Australian billionaire philanthropist

Pamela Wall is an Australian philanthropist known for major contributions to education, the arts, and community development in South Australia. She is the largest individual shareholder in Codan Limited, a technology company co-founded by her late husband, Ian Wall.

The only child of a bank manager, she spent her childhood in various regional towns across South Australia before attending boarding school from the age of ten. She was educated at St Peter's Woodlands Grammar School, later becoming one of its most significant benefactors with the establishment of the Dr Pamela Wall Centre for Sport and Performing Arts, and initially trained as a nurse.

== Business interests ==
Wall is the largest individual shareholder of Codan Limited, holding approximately 19.2% of the company as of 2025. Her late husband, Ian Wall, was one of the original co-founders of the company in 1959.

== Philanthropy and donations ==
Wall's philanthropy has focused on expanding access to education, supporting the arts, and funding community development projects.

In 2023, she donated A$5 million to the University of Adelaide to establish the Ian & Pamela Wall Chair in Electrical and Electronic Engineering, along with funding research fellowships.

In August 2024, she made a significant donation to St Peter's Woodlands Grammar School—where she was formerly educated—to support the construction of a major multi-purpose sports and performing arts centre. The facility will be named the Dr Pamela Wall Centre in recognition of her contribution.
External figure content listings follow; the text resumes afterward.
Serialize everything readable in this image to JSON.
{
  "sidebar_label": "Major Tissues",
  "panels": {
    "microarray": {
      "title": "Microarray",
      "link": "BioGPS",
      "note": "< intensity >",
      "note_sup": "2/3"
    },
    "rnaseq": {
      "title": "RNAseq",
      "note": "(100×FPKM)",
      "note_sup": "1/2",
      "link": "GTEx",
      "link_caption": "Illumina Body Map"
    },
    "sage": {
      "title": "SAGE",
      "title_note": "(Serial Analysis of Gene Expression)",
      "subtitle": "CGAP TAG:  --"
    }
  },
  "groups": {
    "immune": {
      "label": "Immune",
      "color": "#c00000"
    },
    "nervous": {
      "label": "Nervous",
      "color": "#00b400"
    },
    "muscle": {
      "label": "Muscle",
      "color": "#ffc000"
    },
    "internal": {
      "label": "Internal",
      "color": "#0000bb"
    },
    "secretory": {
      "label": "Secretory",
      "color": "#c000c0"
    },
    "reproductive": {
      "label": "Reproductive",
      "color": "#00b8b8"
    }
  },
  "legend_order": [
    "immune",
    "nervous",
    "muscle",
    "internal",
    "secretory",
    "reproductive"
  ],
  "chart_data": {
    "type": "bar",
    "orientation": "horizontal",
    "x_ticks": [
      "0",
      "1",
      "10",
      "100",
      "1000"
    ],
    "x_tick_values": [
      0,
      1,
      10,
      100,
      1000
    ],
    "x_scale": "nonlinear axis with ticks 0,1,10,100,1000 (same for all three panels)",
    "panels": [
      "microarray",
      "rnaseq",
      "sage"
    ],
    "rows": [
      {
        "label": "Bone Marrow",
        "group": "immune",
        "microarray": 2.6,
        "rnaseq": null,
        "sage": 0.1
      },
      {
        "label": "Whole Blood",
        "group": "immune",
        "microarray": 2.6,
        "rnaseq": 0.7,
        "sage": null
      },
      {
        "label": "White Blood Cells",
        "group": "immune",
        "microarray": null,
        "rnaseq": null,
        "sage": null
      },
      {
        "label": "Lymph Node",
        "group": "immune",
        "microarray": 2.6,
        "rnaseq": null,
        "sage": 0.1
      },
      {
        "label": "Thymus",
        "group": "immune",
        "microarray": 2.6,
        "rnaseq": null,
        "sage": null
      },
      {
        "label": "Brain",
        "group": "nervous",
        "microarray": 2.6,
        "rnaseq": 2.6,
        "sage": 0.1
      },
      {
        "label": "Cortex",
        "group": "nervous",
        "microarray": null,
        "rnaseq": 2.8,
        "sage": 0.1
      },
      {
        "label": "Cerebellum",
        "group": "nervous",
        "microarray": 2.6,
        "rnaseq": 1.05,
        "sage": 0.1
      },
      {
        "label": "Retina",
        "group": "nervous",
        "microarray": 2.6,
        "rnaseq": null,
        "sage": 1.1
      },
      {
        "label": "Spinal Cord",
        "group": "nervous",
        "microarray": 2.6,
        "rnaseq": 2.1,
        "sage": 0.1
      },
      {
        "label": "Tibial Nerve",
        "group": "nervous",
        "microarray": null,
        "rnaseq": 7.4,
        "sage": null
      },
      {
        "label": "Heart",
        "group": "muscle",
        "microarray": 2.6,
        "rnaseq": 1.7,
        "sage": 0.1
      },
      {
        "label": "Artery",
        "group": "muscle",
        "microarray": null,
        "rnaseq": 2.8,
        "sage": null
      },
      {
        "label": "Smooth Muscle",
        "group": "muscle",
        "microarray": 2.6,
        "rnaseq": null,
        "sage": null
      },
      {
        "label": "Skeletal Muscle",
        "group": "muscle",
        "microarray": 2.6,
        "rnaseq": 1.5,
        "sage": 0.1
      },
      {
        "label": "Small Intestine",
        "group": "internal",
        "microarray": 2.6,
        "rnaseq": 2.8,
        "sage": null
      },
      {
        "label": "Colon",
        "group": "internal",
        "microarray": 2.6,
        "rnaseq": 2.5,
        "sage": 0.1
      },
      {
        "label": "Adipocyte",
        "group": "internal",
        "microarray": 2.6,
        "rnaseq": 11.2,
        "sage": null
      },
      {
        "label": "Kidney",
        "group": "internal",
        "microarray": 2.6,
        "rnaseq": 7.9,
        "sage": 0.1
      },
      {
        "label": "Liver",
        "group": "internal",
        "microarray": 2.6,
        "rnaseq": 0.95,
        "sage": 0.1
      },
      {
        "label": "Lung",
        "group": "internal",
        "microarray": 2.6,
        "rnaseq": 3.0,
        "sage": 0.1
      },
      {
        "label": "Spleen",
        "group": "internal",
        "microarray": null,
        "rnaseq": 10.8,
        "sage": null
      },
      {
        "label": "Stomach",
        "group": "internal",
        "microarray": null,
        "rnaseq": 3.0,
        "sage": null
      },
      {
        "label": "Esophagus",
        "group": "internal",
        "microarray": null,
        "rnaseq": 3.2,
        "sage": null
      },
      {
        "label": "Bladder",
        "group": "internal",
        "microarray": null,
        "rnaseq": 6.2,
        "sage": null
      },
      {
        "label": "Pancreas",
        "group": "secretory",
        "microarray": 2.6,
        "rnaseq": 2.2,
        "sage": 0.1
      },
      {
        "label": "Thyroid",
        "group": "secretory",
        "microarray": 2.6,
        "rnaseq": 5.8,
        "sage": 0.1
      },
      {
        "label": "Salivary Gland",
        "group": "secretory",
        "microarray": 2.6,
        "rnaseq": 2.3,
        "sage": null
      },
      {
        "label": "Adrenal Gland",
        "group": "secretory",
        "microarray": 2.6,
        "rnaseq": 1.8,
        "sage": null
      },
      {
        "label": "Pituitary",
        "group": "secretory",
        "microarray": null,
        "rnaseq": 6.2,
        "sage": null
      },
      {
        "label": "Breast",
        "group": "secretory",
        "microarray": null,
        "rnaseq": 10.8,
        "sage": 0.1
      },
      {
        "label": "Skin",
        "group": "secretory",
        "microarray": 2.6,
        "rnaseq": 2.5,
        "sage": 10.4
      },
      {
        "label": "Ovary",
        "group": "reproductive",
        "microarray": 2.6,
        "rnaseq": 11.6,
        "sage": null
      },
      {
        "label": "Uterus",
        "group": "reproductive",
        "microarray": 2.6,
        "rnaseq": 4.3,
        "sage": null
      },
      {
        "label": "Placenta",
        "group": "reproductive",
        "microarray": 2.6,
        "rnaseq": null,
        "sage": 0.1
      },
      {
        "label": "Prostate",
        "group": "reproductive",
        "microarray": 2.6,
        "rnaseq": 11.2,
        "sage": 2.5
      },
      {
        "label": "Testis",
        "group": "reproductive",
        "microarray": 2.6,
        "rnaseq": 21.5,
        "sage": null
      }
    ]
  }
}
In December 2024, it was reported that she had donated A$10 million to the Adelaide Festival Centre through the Ian & Pamela Wall Performing Arts Initiative, marking one of the largest individual philanthropic gifts in the centre's history.

Wall donated $5.2 million to the South Australian Liberal Party in 2024–25.

== Honours ==
In 2007, Wall was awarded the Medal of the Order of Australia (OAM). She was later appointed an Officer of the Order of Australia (AO) for distinguished service to the community through philanthropic support for a range of cultural, educational, and health organisations.